La Corte costituzionale, con la sentenza n. 52/2025, ha dichiarato l’illegittimità costituzionale del divieto di concessione dei domiciliari al padre condannato quando la madre è assente o inidonea, anche se i minori potrebbero essere affidati a terzi.

Secondo la Consulta, negare al genitore padre la possibilità di accedere alla detenzione domiciliare in presenza di figli minori – solo perché questi possono essere assistiti da altre persone – lede l’interesse del minore a mantenere una relazione stabile con almeno uno dei genitori. Questo principio è stato affermato nella sentenza n. 52 del 2025, a seguito di ordinanze di rimessione emesse dai Tribunali di sorveglianza di Bologna e Venezia.

I casi esaminati

Nel primo procedimento, un detenuto aveva chiesto il beneficio della detenzione domiciliare per accudire i propri figli minori, temporaneamente assistiti dalla sorella maggiore.

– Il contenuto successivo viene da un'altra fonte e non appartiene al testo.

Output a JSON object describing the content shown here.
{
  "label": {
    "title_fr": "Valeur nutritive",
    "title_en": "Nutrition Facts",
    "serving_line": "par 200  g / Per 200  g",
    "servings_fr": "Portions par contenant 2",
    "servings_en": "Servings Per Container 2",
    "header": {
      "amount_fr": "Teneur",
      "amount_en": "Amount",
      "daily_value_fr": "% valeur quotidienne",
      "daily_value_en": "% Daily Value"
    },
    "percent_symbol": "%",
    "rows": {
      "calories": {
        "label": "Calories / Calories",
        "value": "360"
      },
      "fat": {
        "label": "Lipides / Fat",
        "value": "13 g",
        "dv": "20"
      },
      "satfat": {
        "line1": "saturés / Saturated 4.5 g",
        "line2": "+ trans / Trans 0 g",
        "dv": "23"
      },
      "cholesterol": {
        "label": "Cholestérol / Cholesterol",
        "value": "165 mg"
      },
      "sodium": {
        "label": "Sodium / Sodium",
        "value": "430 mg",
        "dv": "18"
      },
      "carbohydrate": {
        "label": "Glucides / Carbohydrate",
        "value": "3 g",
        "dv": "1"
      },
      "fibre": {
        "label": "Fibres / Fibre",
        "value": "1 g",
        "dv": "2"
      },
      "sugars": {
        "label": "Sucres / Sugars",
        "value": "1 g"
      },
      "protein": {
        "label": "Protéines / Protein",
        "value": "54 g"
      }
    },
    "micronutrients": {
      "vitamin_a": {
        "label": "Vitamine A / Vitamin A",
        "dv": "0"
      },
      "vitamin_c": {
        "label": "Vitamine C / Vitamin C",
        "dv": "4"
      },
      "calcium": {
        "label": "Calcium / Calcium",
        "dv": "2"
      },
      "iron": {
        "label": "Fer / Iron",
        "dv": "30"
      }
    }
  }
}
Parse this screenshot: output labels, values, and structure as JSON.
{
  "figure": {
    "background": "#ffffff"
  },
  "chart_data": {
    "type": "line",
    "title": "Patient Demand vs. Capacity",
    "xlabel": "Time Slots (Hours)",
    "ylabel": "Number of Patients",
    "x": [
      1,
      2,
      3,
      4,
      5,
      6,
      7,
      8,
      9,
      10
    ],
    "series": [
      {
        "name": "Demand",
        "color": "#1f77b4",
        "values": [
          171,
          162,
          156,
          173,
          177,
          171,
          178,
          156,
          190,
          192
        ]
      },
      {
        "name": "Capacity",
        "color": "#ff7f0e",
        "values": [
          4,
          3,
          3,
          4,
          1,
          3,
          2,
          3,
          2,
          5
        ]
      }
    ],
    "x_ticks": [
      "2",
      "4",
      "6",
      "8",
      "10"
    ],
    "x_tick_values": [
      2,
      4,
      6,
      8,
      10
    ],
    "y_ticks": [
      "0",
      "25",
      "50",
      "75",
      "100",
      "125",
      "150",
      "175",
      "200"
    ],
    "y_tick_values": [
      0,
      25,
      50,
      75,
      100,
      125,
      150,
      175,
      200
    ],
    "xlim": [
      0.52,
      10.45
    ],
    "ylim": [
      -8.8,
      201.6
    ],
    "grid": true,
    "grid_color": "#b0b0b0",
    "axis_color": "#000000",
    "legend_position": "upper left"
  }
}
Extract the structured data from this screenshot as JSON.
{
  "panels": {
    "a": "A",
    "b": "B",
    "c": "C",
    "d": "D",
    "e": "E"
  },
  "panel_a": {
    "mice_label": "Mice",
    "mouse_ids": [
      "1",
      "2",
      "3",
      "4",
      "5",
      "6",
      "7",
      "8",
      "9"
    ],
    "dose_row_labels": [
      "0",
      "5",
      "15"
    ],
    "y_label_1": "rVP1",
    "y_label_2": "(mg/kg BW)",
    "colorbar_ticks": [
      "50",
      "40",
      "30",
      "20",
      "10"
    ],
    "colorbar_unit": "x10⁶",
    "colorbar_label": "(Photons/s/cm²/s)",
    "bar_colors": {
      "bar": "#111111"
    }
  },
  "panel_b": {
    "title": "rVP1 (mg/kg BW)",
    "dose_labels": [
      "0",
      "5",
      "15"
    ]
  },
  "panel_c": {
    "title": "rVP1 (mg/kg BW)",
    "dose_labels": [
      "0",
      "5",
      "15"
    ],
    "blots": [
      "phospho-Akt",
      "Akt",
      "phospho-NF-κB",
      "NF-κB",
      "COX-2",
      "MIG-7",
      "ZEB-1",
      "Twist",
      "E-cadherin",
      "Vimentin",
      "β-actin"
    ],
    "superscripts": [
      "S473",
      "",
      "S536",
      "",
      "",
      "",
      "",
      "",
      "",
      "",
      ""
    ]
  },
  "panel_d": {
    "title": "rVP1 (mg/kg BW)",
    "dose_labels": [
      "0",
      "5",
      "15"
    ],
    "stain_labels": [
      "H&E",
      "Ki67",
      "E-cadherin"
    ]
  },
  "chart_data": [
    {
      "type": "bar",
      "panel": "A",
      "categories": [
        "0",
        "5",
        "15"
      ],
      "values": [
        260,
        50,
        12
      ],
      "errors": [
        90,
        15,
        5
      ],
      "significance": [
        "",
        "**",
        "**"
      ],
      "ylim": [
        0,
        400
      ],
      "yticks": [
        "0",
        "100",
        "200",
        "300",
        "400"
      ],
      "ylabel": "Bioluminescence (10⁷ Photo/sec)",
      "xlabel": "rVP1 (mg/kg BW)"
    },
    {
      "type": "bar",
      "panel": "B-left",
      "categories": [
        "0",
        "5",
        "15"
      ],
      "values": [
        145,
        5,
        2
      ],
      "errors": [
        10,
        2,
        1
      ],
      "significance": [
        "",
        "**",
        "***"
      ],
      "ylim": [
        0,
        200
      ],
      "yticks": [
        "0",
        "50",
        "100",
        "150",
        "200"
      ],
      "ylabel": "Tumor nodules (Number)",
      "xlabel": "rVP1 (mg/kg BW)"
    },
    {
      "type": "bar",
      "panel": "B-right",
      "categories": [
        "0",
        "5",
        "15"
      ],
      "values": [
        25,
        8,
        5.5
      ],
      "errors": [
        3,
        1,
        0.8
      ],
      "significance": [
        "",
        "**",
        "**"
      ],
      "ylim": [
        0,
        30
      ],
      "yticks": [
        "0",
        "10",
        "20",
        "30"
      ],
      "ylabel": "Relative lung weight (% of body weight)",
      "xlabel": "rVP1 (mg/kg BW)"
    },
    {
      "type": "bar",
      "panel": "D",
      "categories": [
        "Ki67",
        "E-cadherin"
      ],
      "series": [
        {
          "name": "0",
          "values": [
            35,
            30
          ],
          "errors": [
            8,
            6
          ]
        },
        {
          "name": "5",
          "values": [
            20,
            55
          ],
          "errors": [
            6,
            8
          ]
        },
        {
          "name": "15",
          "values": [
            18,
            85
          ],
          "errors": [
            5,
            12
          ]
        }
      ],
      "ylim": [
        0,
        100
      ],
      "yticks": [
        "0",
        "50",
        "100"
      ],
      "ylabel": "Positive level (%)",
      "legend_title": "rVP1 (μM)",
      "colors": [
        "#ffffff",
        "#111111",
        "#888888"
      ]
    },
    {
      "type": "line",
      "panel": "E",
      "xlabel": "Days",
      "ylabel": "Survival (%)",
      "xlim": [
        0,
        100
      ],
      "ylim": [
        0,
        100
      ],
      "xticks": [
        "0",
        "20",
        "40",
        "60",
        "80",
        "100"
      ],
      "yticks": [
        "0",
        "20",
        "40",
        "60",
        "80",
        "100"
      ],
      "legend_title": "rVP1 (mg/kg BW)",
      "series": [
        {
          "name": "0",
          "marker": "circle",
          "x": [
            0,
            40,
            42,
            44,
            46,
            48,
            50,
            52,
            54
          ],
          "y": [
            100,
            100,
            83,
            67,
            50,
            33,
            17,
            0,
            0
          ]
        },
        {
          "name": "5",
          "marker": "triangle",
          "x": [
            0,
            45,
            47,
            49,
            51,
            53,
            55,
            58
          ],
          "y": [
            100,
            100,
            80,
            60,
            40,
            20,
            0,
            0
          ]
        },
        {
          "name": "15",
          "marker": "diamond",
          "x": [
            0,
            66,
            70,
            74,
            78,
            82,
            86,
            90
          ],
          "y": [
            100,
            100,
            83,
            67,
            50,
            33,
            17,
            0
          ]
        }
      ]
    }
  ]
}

Nel secondo, la richiesta proveniva da un padre con un figlio affetto da grave disabilità, la cui assistenza era interamente affidata alla madre.

La norma in questione e la decisione della Corte

La disciplina prevista dall’articolo 47-quinquies della legge sull’ordinamento penitenziario consente alla madre condannata di accedere alla detenzione domiciliare anche se il padre è disponibile ad occuparsi dei figli. Al contrario, al padre condannato tale possibilità è concessa solo se la madre è deceduta, irreperibile o completamente inidonea, e non vi siano altri soggetti disponibili all’affidamento.

Questa asimmetria normativa è stata oggetto di censura da parte dei giudici rimettenti, che ne hanno rilevato il potenziale contrasto con:

  • l’articolo 3 della Costituzione (principio di uguaglianza),

  • l’articolo 30 (diritti e doveri dei genitori),

  • l’interesse superiore del minore sancito anche a livello internazionale.

La Corte costituzionale, pur riconoscendo la valenza storica e sociale della protezione della maternità (ex art. 31 Cost.), ha dichiarato non irragionevole il trattamento differenziato previsto per la madre detenuta, in quanto coerente con le finalità di tutela del rapporto madre-figlio nei primi anni di vita. Tuttavia, ha ritenuto illegittimo limitare l’accesso alla misura per il padre nei casi in cui la madre non sia più in grado di garantire l’accudimento dei figli e vi sia un interesse concreto del minore a convivere con il padre.

Equilibrio tra esecuzione pena e tutela del minore

La Consulta ha sottolineato che la priorità resta sempre l’interesse del minore, anche rispetto alla funzione punitiva dello Stato. Pertanto, l’automatica esclusione del padre detenuto dalla possibilità di accedere alla detenzione domiciliare, solo perché i figli possono essere affidati a terzi, non può prevalere sull’esigenza di assicurare continuità nel legame familiare.

Resta fermo che il Tribunale di sorveglianza dovrà verificare, caso per caso:

  • l’assenza di pericolo di recidiva,

  • la reale idoneità del genitore a prendersi cura dei figli,

  • l’effettivo vantaggio che la convivenza potrebbe garantire al benessere psicofisico del minore.